The Soviet Union worked hard to focus attention on the dangers of SAC’s airborne alert and the possibility of an accidental nuclear war. “Imagine that one of the airmen may, even without any evil intent but through nervous mental derangement or an incorrectly understood order, drop his deadly load on the territory of some country,” Khrushchev said during a speech. “Then according to the logic of war, an immediate counterblow will follow.” Arkady A. Sobolev, the Soviet representative to the United Nations, made a similar argument before the Security Council, warning that the “world has yet to see a foolproof system” and that “flights of American bombers bring a grave danger of atomic war.” The Soviet concerns may have been sincere. But they also promoted the idea that American bombers were the greatest threat to world peace — not the hundreds of Soviet medium-range missiles aimed at the capitals of Western Europe. Bertrand Russell, among others, had changed his view about whom to blame. Having once called for the United States to launch a preventive war on the Soviet Union with atomic bombs, Russell now argued that the American air bases in England should be shut down and that Great Britain should unilaterally get rid of its nuclear weapons.
The mental instability of SAC officers became a recurrent theme in Soviet propaganda. According to a Pentagon report obtained by an East German newspaper and discussed at length on Radio Moscow, 67.3 percent of the flight personnel in the United States Air Force were psychoneurotic. The report was a Communist forgery. But its bureaucratic tone, its account of widespread alcoholism, sexual perversion, opium addiction, and marijuana use at SAC, seemed convincing to many Europeans worried about American nuclear strategy. And the notion that a madman could deliberately start a world war became plausible, not long after the forgery appeared, when an American mechanic stole a B-45 bomber from Alconbury Air Force Base in England and took it for a joyride. The mechanic, who’d never received flight training, crashed the jet not long after takeoff and died.

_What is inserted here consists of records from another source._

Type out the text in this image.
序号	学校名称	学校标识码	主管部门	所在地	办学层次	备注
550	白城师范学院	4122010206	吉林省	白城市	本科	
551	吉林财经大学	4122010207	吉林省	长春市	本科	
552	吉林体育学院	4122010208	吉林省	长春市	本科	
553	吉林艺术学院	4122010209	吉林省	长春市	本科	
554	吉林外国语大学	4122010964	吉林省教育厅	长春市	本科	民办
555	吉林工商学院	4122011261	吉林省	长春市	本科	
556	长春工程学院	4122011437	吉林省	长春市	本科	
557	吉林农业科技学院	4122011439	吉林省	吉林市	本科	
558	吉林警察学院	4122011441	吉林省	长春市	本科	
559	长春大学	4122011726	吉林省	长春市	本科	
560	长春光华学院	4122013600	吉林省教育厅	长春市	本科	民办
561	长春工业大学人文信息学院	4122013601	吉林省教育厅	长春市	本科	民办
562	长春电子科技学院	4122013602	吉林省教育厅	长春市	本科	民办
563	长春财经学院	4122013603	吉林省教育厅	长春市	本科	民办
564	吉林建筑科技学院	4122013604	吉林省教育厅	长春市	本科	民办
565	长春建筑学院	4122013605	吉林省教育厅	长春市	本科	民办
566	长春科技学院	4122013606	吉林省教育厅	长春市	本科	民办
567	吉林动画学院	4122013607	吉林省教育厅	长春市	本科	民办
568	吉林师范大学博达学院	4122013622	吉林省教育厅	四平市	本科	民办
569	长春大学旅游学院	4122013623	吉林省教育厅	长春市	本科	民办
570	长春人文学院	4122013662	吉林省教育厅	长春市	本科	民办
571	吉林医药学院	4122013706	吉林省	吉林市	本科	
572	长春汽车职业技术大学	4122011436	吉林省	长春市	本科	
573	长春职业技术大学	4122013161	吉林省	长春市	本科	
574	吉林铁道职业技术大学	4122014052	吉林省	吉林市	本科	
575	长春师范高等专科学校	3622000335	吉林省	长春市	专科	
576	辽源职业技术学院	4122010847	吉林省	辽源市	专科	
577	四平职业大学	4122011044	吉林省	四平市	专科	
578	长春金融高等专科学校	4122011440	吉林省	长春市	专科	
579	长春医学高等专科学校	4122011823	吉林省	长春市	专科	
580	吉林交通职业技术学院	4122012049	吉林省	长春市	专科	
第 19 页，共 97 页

A former Royal Air Force officer, Peter George, captured the new zeitgeist about nuclear weapons, the widespread fear of an accidental war, in a novel published amid the debate over SAC’s airborne alert. Pulp fiction like One of Our H Bombs Is Missing had already addressed some of these themes. But more than 250,000 copies of George’s novel Red Alert were sold in the United States, and it subsequently inspired a classic Hollywood film. Writing under the pseudonym “Peter Bryant,” George described how a deranged American general could single-handedly launch a nuclear attack. The madman’s views were similar to those expressed by Bertrand Russell a decade earlier: the United States must destroy the Soviet Union before it can destroy the West. “A few will suffer,” the general believes, “but millions will live.”